I handed over the wooden spoon and peeked into the goop in the saucepan, wrinkling my nose. “What kind of cookies are these? It doesn’t smell like anything I recognize.”
“It’s not cookie, it’s depilatory wax.”
I backed up fast and clamped one hand over my upper lip. “I don’t have a mustache!”
“Wait until menopause. It’s not for you. Your aunt Roberta is here.” Loretta pointed at the powder room door, closed, but with a bead of light shining under the door.
I relaxed, glad not to be tonight’s victim. “Has she moved in? I thought I saw her Dodge Neon parked outside.”
“She’s staying here for a little while. Tonight we decided to try getting rid of a few dark hairs.”
“A few? Loretta, in dim light, she’d pass for Uncle Salvatore.”

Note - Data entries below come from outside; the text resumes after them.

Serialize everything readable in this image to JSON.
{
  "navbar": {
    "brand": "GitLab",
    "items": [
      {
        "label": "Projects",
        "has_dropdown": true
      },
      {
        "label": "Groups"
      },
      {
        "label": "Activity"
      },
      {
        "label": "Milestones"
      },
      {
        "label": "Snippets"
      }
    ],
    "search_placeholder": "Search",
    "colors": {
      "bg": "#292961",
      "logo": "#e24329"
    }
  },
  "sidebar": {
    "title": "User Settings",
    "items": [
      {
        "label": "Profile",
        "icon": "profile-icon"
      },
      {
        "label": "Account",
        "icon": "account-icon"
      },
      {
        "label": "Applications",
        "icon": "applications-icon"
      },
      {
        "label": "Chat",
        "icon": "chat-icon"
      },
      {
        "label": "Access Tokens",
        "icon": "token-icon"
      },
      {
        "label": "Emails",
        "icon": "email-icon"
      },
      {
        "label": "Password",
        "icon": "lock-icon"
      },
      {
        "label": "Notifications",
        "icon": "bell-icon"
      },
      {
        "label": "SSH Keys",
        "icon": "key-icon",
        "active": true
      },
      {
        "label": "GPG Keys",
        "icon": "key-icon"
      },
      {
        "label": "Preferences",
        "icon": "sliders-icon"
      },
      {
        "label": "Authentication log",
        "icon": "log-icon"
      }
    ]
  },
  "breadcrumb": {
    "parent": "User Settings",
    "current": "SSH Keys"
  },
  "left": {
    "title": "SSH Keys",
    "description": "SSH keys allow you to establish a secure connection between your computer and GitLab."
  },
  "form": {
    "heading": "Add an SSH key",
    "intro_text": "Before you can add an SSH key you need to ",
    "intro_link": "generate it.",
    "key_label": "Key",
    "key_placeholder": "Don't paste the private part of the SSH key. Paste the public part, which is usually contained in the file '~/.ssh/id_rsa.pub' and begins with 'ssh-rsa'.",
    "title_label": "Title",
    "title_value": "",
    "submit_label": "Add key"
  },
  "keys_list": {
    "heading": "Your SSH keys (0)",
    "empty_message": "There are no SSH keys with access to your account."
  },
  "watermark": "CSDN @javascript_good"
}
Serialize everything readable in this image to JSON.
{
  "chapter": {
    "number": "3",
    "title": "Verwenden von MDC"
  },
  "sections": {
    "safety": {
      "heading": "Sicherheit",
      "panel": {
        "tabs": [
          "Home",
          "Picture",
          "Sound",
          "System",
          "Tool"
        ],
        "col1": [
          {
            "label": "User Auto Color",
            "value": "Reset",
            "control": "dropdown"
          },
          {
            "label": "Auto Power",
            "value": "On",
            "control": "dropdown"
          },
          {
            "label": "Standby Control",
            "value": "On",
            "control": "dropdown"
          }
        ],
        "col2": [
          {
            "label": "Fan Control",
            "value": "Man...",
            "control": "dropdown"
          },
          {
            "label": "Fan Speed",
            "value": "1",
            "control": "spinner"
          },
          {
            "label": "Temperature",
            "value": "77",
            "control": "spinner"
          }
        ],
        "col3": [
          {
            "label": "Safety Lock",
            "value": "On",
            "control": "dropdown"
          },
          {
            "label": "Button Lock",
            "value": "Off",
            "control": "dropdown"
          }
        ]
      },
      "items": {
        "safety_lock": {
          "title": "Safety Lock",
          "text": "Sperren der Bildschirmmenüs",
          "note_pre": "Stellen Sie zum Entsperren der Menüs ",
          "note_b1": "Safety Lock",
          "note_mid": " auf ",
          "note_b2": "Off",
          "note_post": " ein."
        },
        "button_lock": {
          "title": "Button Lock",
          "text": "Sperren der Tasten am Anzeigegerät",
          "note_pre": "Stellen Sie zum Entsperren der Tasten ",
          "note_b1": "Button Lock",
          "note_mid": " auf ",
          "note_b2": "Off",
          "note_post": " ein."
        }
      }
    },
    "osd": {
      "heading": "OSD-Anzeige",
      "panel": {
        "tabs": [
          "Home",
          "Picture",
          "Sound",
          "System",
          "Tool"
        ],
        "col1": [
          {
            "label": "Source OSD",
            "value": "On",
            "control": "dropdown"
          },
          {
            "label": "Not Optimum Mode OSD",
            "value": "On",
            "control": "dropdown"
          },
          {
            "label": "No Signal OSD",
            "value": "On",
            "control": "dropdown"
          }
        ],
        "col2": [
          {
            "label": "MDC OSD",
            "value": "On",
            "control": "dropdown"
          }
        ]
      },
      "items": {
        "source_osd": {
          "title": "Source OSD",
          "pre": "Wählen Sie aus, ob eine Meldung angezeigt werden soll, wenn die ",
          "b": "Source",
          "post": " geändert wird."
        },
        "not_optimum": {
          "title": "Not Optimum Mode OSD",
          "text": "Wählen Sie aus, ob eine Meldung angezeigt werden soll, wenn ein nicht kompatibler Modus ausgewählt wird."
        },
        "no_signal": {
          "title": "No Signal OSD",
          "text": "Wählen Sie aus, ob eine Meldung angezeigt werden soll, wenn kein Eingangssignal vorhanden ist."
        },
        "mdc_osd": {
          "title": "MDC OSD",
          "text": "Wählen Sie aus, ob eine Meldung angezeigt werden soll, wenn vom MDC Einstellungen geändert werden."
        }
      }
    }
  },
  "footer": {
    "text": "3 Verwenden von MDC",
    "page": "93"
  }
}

Aunt Roberta wasn’t really my aunt, but a cousin of Loretta’s. She was a former nun, known in the family as Sister Bob. Which explained the Dodge Neon—the car all nuns drive, for some reason. For years, she’d worked as some kind of bigwig hospital administrator, but the hospital was sold to a conglomerate and Sister Bob was asked to retire.
Instead, Sister Bob suddenly turned in her rosary and quit the nun gig. Since then, she moved from family household to family household, and everybody was working on Sister Bob’s appearance. The crazy hope that at sixty-two she might still find happiness as a married housewife burned as brightly as a candle in church.